For the 12 seasons prior to 1994 McLaren had employed various combinations of Lauda, Prost and Senna, and won a string of world titles. The latter’s move to Williams meant the team went into the new season with two drivers who hadn’t a GP win between them: Mika Häkkinen and Martin Brundle. After years of struggle the Brit had the bad luck to land his dream seat at a time when McLaren was in a stormy partnership with Peugeot.

“Let’s start by saying that if it was a world championship-winning car, Alain Prost would have been driving it.” Brundle recalls. One day he tested it in the morning at Estoril: I followed him in the afternoon. He got out of it and you could tell he wasn’t impressed. As I left the pits to start my first flying lap it threw a conrod so hard it damaged the track, and it didn’t get much better from there!

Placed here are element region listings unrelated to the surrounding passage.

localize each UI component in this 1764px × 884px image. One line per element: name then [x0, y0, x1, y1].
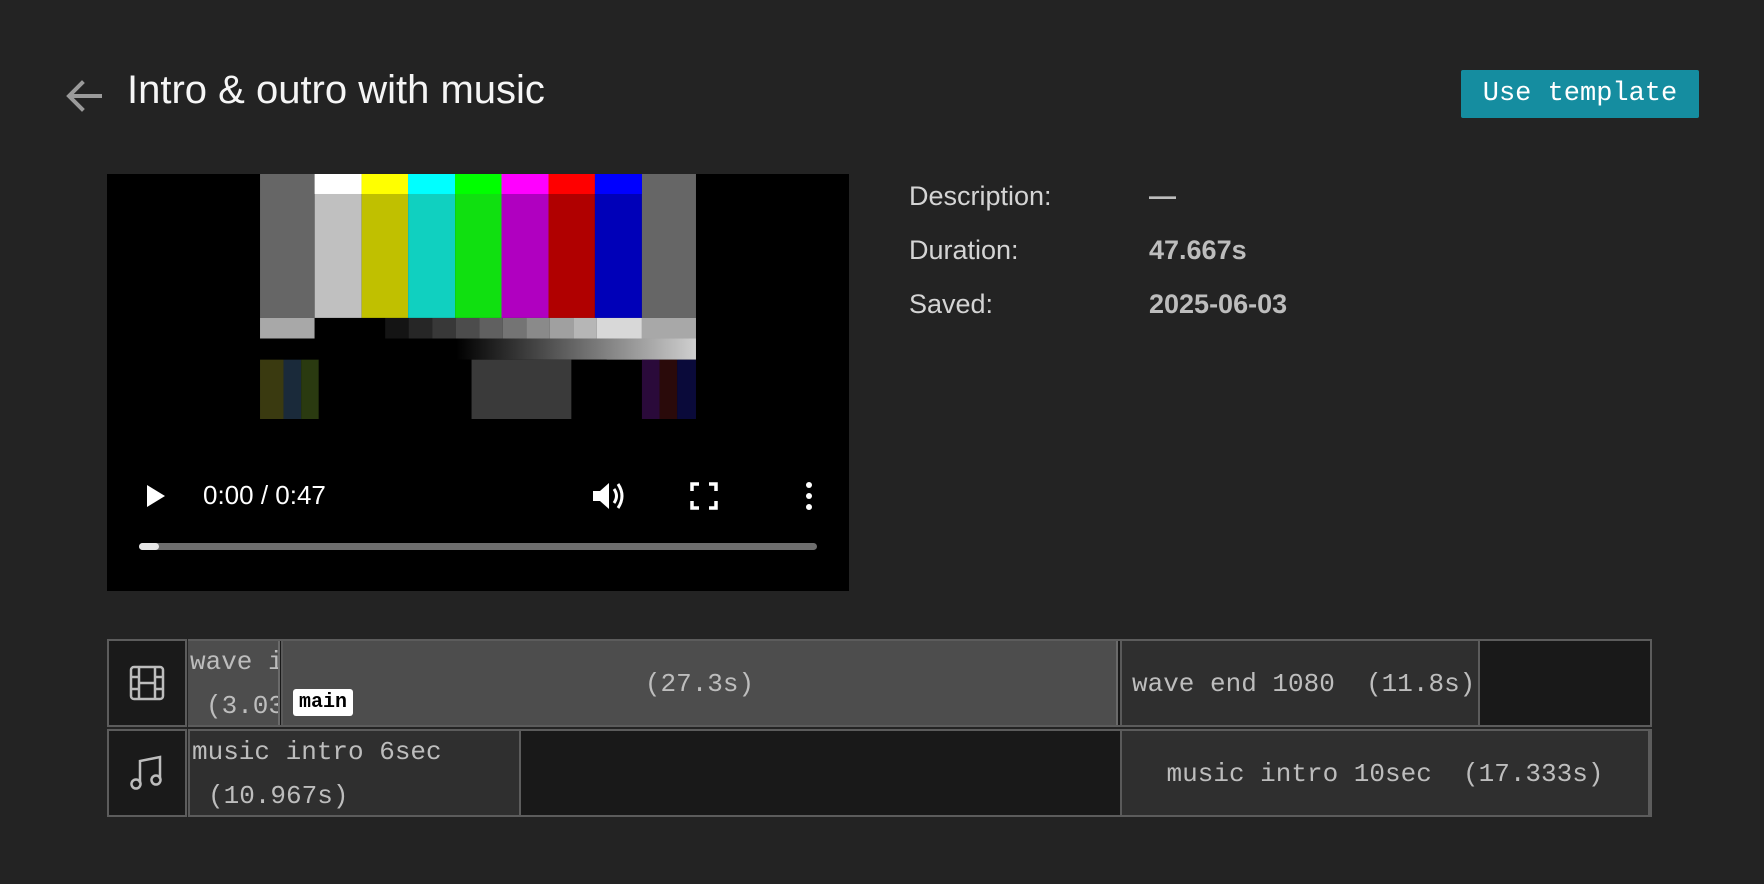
clip-name: music intro 6sec: [192, 737, 442, 767]
film-icon: [129, 665, 165, 701]
audio-track-lane: music intro 6sec (10.967s) music intro 1…: [188, 729, 1652, 817]
duration-value: 47.667s: [1149, 235, 1247, 265]
clip-name: wave i: [190, 647, 280, 677]
more-options-button[interactable]: [791, 478, 827, 514]
clip-duration: (17.333s): [1463, 759, 1604, 789]
play-icon: [147, 485, 165, 507]
audio-clip-music-intro-10sec[interactable]: music intro 10sec (17.333s): [1120, 731, 1650, 815]
back-button[interactable]: [62, 74, 106, 118]
clip-duration: (3.03: [206, 691, 280, 721]
fullscreen-icon: [690, 482, 718, 510]
clip-duration: (27.3s): [644, 669, 755, 699]
time-display: 0:00 / 0:47: [203, 480, 326, 510]
video-progress-bar[interactable]: [139, 543, 817, 550]
saved-value: 2025-06-03: [1149, 289, 1288, 319]
audio-clip-music-intro-6sec[interactable]: music intro 6sec (10.967s): [188, 731, 521, 815]
video-controls-overlay: [107, 456, 849, 591]
more-vertical-icon: [806, 482, 812, 510]
play-button[interactable]: [141, 481, 169, 511]
clip-duration: (11.8s): [1366, 669, 1476, 699]
duration-label: Duration:: [909, 235, 1019, 265]
description-value: —: [1149, 181, 1176, 211]
video-clip-main[interactable]: (27.3s) main: [281, 641, 1118, 725]
video-player[interactable]: 0:00 / 0:47: [107, 174, 849, 591]
video-clip-wave-intro[interactable]: wave i (3.03: [188, 641, 280, 725]
music-note-icon: [130, 755, 162, 790]
video-frame: [260, 174, 696, 419]
volume-icon: [593, 483, 624, 509]
use-template-button[interactable]: Use template: [1461, 70, 1699, 118]
video-clip-wave-end[interactable]: wave end 1080 (11.8s): [1120, 641, 1480, 725]
audio-track-header: [107, 729, 187, 817]
video-progress-fill: [139, 543, 160, 550]
arrow-left-icon: [66, 80, 102, 112]
video-track-header: [107, 639, 187, 727]
clip-label: wave end 1080 (11.8s): [1132, 669, 1475, 699]
clip-label: music intro 10sec (17.333s): [1122, 759, 1648, 789]
audio-track: music intro 6sec (10.967s) music intro 1…: [107, 729, 1652, 817]
timeline: wave i (3.03 (27.3s) main wave end 1080 …: [107, 639, 1652, 820]
clip-name: music intro 10sec: [1166, 759, 1432, 789]
page-title: Intro & outro with music: [127, 68, 545, 112]
video-track-lane: wave i (3.03 (27.3s) main wave end 1080 …: [188, 639, 1652, 727]
volume-button[interactable]: [589, 478, 629, 514]
description-label: Description:: [909, 181, 1052, 211]
main-badge: main: [293, 689, 354, 716]
saved-label: Saved:: [909, 289, 994, 319]
clip-name: wave end 1080: [1132, 669, 1335, 699]
fullscreen-button[interactable]: [688, 480, 720, 512]
video-track: wave i (3.03 (27.3s) main wave end 1080 …: [107, 639, 1652, 727]
clip-duration: (10.967s): [208, 781, 349, 811]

“But it was exciting for me: Marlboro McLaren were such a fantastic team.”

In his first race, Brazil. Brundle had one of the scariest incidents of his career: “I found myself in the gravel trap, and I had no idea how I’d got there. I got out of the car and there was carnage, with Irvine, Verstappen and Bernard. Jos’s Benetton had hit me on the head and knocked me out. The start of my McLaren career!”

Martin enjoyed some good moments, though, earning a superb second behind Schumacher at Monaco and a third in the finale at Adelaide (below). But in between came many mechanical disasters, and podiums went astray at Aida. Hungaroring and elsewhere. But nothing hurt as much as Silverstone, where his car erupted in flames on the grid: “I walked across the track, through the pits and found a little machine shop in the front of one of the trucks. I shut the door and cried my eyes out. I was so upset.”

McLaren left the winning to Benetton and Williams, and the team endured two difficult seasons with Mercedes before it hit winning form again. Häkkinen was still there to take advantage, of course, but Brundle had had just the one chance.